M. le ministre de la justice (M.
Lebeau). - Je ne sais où
l’honorable M. de Robaulx a trouvé une distinction à établir entre la position
des ministres qui sont en ce moment à leur banc, et celle du ministre de la
guerre. Vis-à-vis de la chambre, cette position est identique : le ministre de
la guerre répond de tous les actes de son administration. Comme ministre de la
guerre, il se rend dans le sein de la chambre quand on l’y appelle. Le ministre
de la guerre ne peut se soustraire à l’obligation de répondre à toutes les
interpellations qui lui sont adressées à moins que des raisons plausibles ne
s’y opposent.
Si le ministre de la guerre,
sous certains rapports, ne fait pas partie du conseil, c’est une affaire de
gouvernement ; mais il est responsable de ses actes, et il doit, en général, à
la chambre les explications qu’elle réclame.
La
distinction que l’on veut établir ne se conçoit donc pas. S’il peut y avoir,
entre ce ministre et ses collègues, une distinction relativement à la
responsabilité politique, ceci est en usage dans d’autres pays : en Angleterre,
il y a des hommes spéciaux qui font partie du cabinet ; le ministre de la
guerre est dans ce cas, et, si je ne me trompe, le lord de l’amirauté. Ceci est
établi, non dans l’intérêt du pouvoir, mais dans l’intérêt de l’Etat et pour
prévenir l’inconvénient de voir toujours entraîner des spécialités précieuses
dans le cercle des vicissitudes ministérielles ; c’est ce qui a lieu pour notre
ministre actuel de la guerre. Toutefois, il n’entend en aucune façon décliner
sa responsabilité, et nul de nous ne viendra soutenir ici une théorie aussi
étrange.
M. de Robaulx. - Je n’ai pas attaqué le ministre de la guerre parce
qu’il n’est pas ministre politique, j’ai seulement voulu dire, et la séance
d’hier m’a donné cette conviction, qu’il fallait que le gouvernement fût un,
fût unique. J’ai vu hier attaquer le ministre des finances, cet honnête homme,
parce qu’il disait : Je me rangerai à votre opinion si elle est meilleure que
la mienne. Aucun de ses collègues ne l’a défendu ; c’est un membre de
l’opposition qui lui a prêté son appui, et qui a rendu à la discussion le
caractère qu’elle devrait toujours avoir : elle était personnelle et il l’a
fait redevenir générale.
M. le ministre de l’intérieur (M.
Rogier). - Le ministère
doit savoir gré à M. de Robaulx des leçons de convenance qu’il veut bien lui
donner ; mais il aurait dû remarquer aussi que, depuis le commencement de la
séance, je défends le ministre de la guerre.
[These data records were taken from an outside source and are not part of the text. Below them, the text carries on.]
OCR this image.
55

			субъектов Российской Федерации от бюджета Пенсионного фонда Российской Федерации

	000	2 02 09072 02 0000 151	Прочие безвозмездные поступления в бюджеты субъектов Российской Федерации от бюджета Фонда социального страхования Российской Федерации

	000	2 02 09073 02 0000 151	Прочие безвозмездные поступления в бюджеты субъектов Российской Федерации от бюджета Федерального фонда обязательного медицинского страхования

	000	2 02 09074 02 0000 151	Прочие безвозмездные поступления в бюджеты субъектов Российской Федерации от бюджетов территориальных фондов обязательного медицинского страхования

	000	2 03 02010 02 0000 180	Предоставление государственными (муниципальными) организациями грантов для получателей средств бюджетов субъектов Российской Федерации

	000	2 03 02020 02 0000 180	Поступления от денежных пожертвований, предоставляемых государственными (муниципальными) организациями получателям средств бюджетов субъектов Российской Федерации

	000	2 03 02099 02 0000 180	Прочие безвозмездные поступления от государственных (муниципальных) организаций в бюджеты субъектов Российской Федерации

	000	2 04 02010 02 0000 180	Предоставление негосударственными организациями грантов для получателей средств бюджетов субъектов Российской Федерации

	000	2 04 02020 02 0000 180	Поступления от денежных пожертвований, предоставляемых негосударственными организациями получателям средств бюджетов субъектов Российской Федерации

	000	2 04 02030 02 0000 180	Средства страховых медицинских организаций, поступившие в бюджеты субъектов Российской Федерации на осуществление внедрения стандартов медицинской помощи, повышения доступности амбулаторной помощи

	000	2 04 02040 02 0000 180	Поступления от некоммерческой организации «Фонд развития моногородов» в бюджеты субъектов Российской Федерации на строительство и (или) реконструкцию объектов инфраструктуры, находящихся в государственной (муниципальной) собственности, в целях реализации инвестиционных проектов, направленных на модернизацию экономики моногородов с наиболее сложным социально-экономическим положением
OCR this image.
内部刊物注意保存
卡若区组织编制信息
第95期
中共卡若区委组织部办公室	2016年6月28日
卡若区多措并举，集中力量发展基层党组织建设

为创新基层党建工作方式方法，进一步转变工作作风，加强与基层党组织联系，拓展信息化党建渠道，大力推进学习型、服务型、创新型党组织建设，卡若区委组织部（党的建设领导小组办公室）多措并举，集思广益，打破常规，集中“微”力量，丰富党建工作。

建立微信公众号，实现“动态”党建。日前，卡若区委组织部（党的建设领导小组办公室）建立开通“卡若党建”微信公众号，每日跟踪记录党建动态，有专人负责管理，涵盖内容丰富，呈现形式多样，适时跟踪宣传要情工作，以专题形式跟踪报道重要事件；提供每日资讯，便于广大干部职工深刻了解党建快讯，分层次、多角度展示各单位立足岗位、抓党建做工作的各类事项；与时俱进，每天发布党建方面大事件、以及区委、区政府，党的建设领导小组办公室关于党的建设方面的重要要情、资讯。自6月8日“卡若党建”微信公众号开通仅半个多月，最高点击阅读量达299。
M. de Robaulx se lève et se dispose à parler.
De toutes parts. - La clôture ! la clôture !
M. Dumont. - Je demande la parole contre la clôture, On s’est
occupé d’un objet étranger à la pétition ; je désire que la discussion continue
sur la pétition.
M. Dumortier. - A l’occasion de la question primitive, il s’en est
élevé une autre très importante : c’est de savoir jusqu’à quel point les
ministres sont responsables des actes de l’administration ; je n’admets pas un
ministre en dehors du conseil…
Plusieurs membres. - Ce n’est pas là la question ! ce n’est pas là la
question !
- La chambre ferme la
discussion.
La pétition est renvoyée au
ministre de l’intérieur, et copie en sera déposée au bureau des renseignements.
M. Poschet, rapporteur. - « Le sieur Leblanc, à Bruxelles, signale
comme une inconstitutionnalité qu’il existe différents employés belges,
Français d’origine, et non naturalisés. »
La commission conclut au
renvoi au ministre de l’intérieur, avec demande d’explications.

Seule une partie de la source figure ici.